La provincia proyecta un año de crecimiento sostenido, con cuentas ordenadas y más obras en marcha. El plan económico presentado por el gobernador apunta a fortalecer el desarrollo territorial, potenciar la producción y mejorar la calidad de vida de las comunidades neuquinas.
El plan económico que presentó Rolando Figueroa busca consolidar un perfil provincial caracterizado por la previsibilidad fiscal y la expansión productiva. Con cuentas equilibradas y un nivel de deuda controlado, Neuquén se prepara para encarar 2026 con un esquema financiero que prioriza la inversión estratégica en infraestructura y servicios esenciales. La propuesta oficial apunta a sostener el ritmo de crecimiento alcanzado este año y a profundizar un modelo que combina orden administrativo con impulso al desarrollo territorial.

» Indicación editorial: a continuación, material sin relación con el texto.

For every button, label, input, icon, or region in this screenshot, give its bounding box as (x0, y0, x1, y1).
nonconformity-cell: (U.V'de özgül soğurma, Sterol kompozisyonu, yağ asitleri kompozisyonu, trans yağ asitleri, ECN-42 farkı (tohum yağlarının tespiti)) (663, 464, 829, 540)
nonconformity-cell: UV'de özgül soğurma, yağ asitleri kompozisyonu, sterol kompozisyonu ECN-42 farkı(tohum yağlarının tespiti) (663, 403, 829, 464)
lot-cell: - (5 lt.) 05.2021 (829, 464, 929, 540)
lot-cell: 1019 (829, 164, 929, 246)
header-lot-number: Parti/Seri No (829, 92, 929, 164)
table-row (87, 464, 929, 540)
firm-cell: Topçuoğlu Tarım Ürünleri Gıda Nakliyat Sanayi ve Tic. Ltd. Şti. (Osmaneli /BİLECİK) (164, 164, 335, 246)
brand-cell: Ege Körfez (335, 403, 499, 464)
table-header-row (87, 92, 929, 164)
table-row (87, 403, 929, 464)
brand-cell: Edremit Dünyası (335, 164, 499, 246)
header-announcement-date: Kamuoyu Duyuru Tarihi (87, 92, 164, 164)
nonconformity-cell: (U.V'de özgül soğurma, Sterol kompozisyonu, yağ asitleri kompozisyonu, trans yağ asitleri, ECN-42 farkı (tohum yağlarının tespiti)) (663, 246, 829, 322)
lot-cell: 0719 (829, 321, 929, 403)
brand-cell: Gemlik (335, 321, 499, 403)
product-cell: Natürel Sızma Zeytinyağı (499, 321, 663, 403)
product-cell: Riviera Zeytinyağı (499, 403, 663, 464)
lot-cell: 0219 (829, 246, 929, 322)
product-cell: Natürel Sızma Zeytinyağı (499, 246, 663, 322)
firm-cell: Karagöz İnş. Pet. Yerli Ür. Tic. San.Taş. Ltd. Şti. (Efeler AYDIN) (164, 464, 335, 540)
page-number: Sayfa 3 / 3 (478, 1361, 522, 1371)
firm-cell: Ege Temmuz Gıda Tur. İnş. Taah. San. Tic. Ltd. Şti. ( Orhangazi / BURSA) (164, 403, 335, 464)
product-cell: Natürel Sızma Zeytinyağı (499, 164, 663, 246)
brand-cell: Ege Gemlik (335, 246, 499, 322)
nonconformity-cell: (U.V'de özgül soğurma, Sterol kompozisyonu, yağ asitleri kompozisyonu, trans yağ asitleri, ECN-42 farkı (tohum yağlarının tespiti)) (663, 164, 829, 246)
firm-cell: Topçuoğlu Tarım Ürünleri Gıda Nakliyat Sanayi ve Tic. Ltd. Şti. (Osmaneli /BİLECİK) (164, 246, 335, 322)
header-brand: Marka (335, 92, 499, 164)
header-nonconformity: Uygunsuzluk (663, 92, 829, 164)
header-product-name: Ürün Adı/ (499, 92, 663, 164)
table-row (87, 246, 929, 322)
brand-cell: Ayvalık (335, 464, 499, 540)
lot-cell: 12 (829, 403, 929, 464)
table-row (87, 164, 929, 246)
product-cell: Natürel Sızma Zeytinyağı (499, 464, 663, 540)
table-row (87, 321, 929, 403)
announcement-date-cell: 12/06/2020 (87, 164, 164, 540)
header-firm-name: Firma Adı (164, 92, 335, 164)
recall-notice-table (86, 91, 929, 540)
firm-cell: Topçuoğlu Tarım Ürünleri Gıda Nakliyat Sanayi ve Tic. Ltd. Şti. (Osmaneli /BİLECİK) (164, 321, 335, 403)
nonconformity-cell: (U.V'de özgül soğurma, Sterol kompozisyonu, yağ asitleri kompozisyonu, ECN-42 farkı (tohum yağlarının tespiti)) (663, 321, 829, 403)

Uno de los ejes centrales del programa es potenciar las obras públicas que ya están en marcha y avanzar con nuevos proyectos destinados a mejorar la conectividad vial, energética y digital. Según el Gobierno provincial, estas iniciativas permitirán integrar mejor las regiones, reducir costos logísticos y generar empleos directos e indirectos. La estrategia también contempla intervenciones en educación, salud y vivienda, con el objetivo de acompañar el crecimiento poblacional y atender demandas históricas de distintas comunidades.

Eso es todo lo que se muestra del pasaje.